The Carrot Project developed relationships with existing community investment institutions in New England and launched specialized funds focused on small loans to farmers. This gave us an appealing investment option for some of our clients to begin directing capital into local and regional agriculture in a relatively low-risk way.

But it was the push we got from a handful of our clients who are deeply committed to sustainable agriculture that accelerated the flow of capital into this space. They had the risk tolerance and inclination to take the lead. So we started in late 2007 in our own backyard with an investment in High Mowing Organic Seeds, a Vermont-based company that needed capital to meet soaring demand.

High Mowing Organic Seeds

High Mowing Organic Seeds staff harvesting garlic

At the time, I was at Trillium Asset Management, but through my research on High Mowing, I got to know Clean Yield founder Rian Fried, who was the one conducting due diligence on the deal. I eventually joined Rian at Clean Yield in 2009, in large part so that I could spend more of my time working on Slow Money opportunities. The move allowed me to cofound Slow Money Boston and, later, Slow Money Vermont.

Meanwhile, as the Slow Money movement emerged and its networks launched in Boston, Maine, the Pioneer Valley, and eventually Vermont, the pipeline of investment opportunities in food and agriculture businesses significantly increased. The establishment of the Vermont Sustainable Jobs Fund’s Flexible Capital Fund in 2010 played a key role in allowing more of our clients to participate, by offering a professionally managed, diversified investment vehicle focused on agriculture and clean energy. This was a dream come true for Rian and me, and I can’t thank Janice St. Onge enough for her imagination, leadership, and persistence in creating and managing that fund.

By 2011, having had a positive experience with High Mowing Organic Seeds and having become more comfortable going beyond straight lending, we were ready to ramp up our direct investments in food and agriculture businesses—and we had clients who were more than ready to take the plunge. In particular, the Lydia B. Stokes Foundation set ambitious goals for the percentage of its endowment to be allocated to impact investments in sustainable agriculture. Happily, our home state of Vermont was fertile ground for these types of investment opportunities. Vermont Smoke & Cure, Vermont Natural Coatings, the Northeast Kingdom Tasting Center, and Ayers Brook Goat Dairy all raised capital between 2011 and 2013 with our clients’ participation.

Although investing in private companies is inherently different than investing in the stock or bond market, we applied the same rigorous analysis to these offerings. Given that we were sticking our necks out in considering these investments at all, we wanted to have a high degree of confidence that these businesses would succeed and be able to pay back their investors. As fiduciaries, it was also essential that we ensure that each investment we made was suitable for each client’s financial objectives and risk profile. This entailed increased communication with clients and increased administrative costs on top of the time being put into researching the prospective investments. However, we weren’t earning any additional revenues from these activities.
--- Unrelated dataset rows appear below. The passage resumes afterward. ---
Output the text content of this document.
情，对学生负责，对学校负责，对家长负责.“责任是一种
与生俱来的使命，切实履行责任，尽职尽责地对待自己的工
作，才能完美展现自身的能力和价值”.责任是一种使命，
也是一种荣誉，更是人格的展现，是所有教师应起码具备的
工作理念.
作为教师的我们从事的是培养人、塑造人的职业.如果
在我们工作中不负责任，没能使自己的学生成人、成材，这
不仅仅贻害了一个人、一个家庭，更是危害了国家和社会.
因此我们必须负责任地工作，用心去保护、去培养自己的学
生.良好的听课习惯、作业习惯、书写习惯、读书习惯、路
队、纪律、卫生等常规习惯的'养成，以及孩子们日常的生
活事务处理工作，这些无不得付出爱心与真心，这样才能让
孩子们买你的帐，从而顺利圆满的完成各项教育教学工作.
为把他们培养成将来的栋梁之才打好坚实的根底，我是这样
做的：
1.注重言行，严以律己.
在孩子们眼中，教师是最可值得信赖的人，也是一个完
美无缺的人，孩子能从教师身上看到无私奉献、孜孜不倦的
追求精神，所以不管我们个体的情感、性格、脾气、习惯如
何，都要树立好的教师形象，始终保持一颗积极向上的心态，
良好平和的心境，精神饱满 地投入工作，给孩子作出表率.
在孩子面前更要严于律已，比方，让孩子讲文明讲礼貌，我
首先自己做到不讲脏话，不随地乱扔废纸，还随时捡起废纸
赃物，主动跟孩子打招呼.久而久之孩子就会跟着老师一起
It was clear that this would not be a profitable line of business for Clean Yield, but there was never a question as to whether or not to do it. Our clients were enthused by the opportunity we had given them to go beyond having a “clean” portfolio of stocks and bonds to having holdings in their portfolios that reflected their deeply held vision of a truly sustainable local/ regional economy and food system. Once they had a taste of it, they clamored for more. The feeling was mutual. We took great satisfaction in the service we were providing, both to our clients and to the local economy. We accepted that this would lower our profit margins somewhat, but we also found that our leadership in this arena started to bring us new clients.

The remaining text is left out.